ELM Decision Branching

Improving streaming clustering with decision branching

More Info
expand_more

Abstract

Clustering is a commonly used method in data analysis. It is a complex problem that can be very time consuming, especially when clustering large datasets with many features. Most clustering algorithms scale exponentially in time when increasing the dataset size, making it infeasible to use them for large datasets. Streaming algorithms do not have this problem as they will scale linearly. Evolving Local Means (ELM) is a streaming clustering algorithm based on Mean Shift. The ELM algorithm iterates over all data samples in a single iteration, updating an internal structure of clusters with each sample being added.

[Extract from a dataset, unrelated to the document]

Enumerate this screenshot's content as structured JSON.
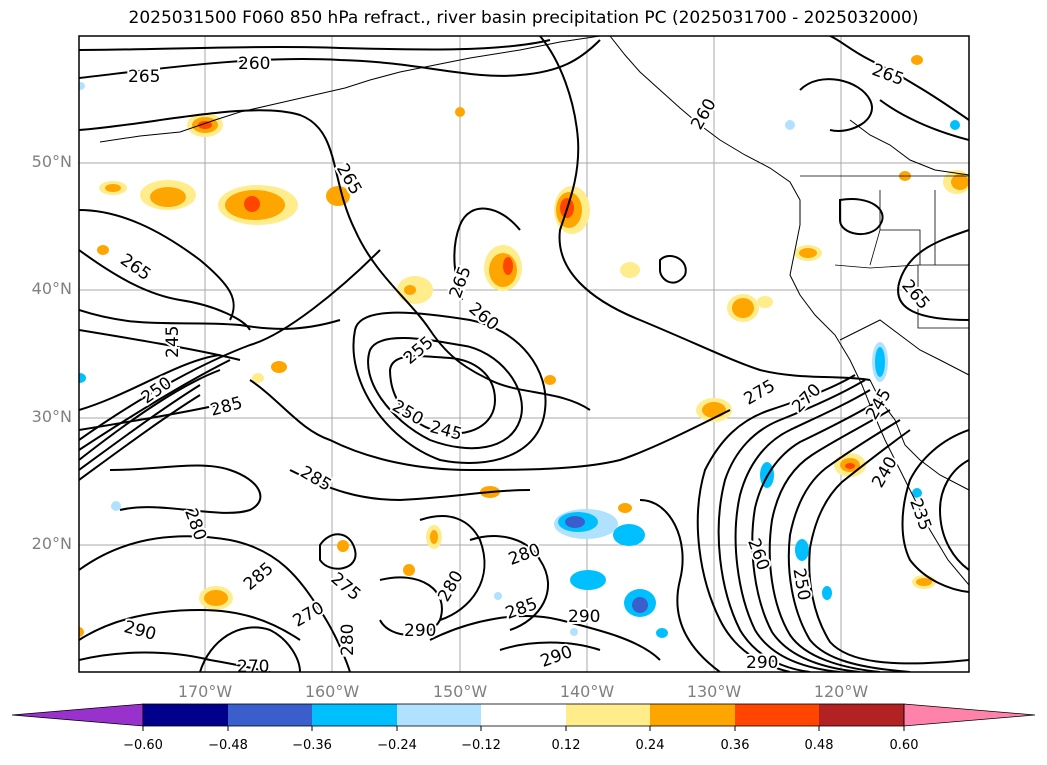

Similar to Mean Shift, ELM requires only one parameter to be provided by the user: the initial radius of a cluster. In ELM, each sample can either be added to the nearest cluster or turned into a new cluster, depending on the distance to the nearest cluster. Clusters that come too close to each other will be merged to form a single cluster. There is one issue with this approach: the decisions are based on an intermediate state that is constantly evolving. This might cause incorrect clustering results when ELM merges clusters together prematurely. This research introduces ELM Decision Branching (ELM-DB) which extends ELM with decision branching. ELM-DB aims to reduce the chance of a premature merge by postponing important decisions. Instead of making a decision directly, it will branch and continue all possible options until the decision can be made. ELM-DB is able to improve clustering performance with only a small increase in runtime and produce consistent results for a larger range of radius settings than ELM.